MLflow
MLflow is an open-source platform for managing the full machine learning lifecycle, developed by Databricks. It provides capabilities such as experiment tracking, model packaging, model registry, and deployment, making it particularly well-suited for enterprise environments that require self-hosting.
Core Components
MLflow consists of four main components:
| Component | Function | Description |
|---|---|---|
| MLflow Tracking | Experiment Tracking | Logs parameters, metrics, code versions, and model artifacts |
| MLflow Projects | Project Packaging | Describes how to run ML code in a standardized format |
| MLflow Models | Model Packaging | Unified model format with support for multiple deployment targets |
| Model Registry | Model Registry | Model versioning, approval workflows, and lifecycle management |
Basic Usage
Installation
pip install mlflow
Experiment Tracking
import mlflow
# Set the experiment name
mlflow.set_experiment("image-classification")
with mlflow.start_run(run_name="resnet50-baseline"):
# Log hyperparameters
mlflow.log_param("learning_rate", 1e-3)
mlflow.log_param("batch_size", 32)
mlflow.log_param("optimizer", "AdamW")
for epoch in range(num_epochs):
train_loss = train_one_epoch(model, train_loader, optimizer)
val_loss, val_acc = evaluate(model, val_loader)
# Log metrics
mlflow.log_metric("train_loss", train_loss, step=epoch)
mlflow.log_metric("val_loss", val_loss, step=epoch)

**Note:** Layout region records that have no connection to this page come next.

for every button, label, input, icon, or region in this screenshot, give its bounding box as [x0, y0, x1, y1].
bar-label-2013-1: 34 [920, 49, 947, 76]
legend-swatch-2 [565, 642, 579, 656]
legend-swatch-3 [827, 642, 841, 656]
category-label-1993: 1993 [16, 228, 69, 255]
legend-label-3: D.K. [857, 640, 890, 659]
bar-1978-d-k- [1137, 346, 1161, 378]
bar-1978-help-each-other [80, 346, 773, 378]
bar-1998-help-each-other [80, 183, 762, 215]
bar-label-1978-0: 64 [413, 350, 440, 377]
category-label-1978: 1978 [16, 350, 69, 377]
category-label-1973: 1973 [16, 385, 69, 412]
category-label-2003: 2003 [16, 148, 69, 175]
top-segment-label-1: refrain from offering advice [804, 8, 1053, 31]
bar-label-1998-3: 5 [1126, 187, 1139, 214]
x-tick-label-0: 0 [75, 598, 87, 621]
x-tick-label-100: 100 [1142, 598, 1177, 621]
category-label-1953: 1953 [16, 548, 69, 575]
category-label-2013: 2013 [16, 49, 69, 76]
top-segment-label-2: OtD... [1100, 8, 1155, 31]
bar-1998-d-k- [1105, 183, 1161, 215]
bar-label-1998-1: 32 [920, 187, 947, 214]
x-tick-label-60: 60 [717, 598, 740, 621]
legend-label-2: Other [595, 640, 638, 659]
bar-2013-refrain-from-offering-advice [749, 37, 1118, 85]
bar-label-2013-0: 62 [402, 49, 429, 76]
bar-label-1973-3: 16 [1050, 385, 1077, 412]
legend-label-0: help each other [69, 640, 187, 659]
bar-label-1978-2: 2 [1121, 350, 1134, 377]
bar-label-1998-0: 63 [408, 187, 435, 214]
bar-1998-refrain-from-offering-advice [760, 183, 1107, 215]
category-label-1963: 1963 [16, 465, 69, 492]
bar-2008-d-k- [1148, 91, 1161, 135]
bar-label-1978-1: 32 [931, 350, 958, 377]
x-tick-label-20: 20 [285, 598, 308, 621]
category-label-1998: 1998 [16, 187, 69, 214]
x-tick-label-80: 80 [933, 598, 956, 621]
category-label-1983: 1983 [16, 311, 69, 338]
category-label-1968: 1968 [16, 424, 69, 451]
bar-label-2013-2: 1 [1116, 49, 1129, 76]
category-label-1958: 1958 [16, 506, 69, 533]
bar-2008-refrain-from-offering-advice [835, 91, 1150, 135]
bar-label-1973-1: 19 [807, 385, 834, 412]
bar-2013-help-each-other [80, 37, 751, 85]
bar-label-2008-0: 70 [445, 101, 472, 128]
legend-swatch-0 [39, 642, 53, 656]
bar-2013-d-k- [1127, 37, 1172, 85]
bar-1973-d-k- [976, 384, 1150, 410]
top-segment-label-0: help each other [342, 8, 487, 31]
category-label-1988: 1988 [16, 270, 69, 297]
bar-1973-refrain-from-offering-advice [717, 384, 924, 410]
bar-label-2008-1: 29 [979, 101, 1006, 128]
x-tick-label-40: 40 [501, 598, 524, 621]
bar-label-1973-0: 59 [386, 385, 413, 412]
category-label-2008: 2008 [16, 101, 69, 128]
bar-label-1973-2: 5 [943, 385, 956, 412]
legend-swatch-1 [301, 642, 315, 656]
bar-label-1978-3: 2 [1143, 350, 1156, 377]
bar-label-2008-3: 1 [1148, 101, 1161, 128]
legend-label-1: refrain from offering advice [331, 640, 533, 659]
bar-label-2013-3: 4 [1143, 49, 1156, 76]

mlflow.log_metric("val_accuracy", val_acc, step=epoch)
# Save the model
mlflow.pytorch.log_model(model, "model")
# Log artifacts
mlflow.log_artifact("config.yaml")
Launching the UI
mlflow ui --port 5000
# Visit http://localhost:5000
Model Registry and Deployment
Model Registry
# Register a model
result = mlflow.register_model(
model_uri="runs:/<run_id>/model",
name="image-classifier"
)
# Model stage management
from mlflow import MlflowClient
client = MlflowClient()
client.transition_model_version_stage(
name="image-classifier",
version=1,
stage="Production" # None, Staging, Production, Archived
)
Model Deployment
# Load a registered model
import mlflow.pytorch
model = mlflow.pytorch.load_model("models:/image-classifier/Production")
# Deploy via REST API
# mlflow models serve -m "models:/image-classifier/Production" -p 5001
Automatic Logging with PyTorch
MLflow supports automatic logging for PyTorch Lightning:
import mlflow
mlflow.pytorch.autolog()
# Any subsequent Lightning Trainer will automatically log all metrics and models
trainer = pl.Trainer(max_epochs=10)
trainer.fit(model, train_loader, val_loader)
Use Cases
- Enterprise Self-Hosting: When uploading data to third-party cloud services is not desirable
- ML Pipelines: Integration with orchestration tools such as Airflow and Kubeflow
- Model Governance: When model versioning, approval workflows, and stage transitions are required
- Multi-Framework Support: When teams work with multiple ML frameworks (PyTorch, TensorFlow, Scikit-learn, etc.)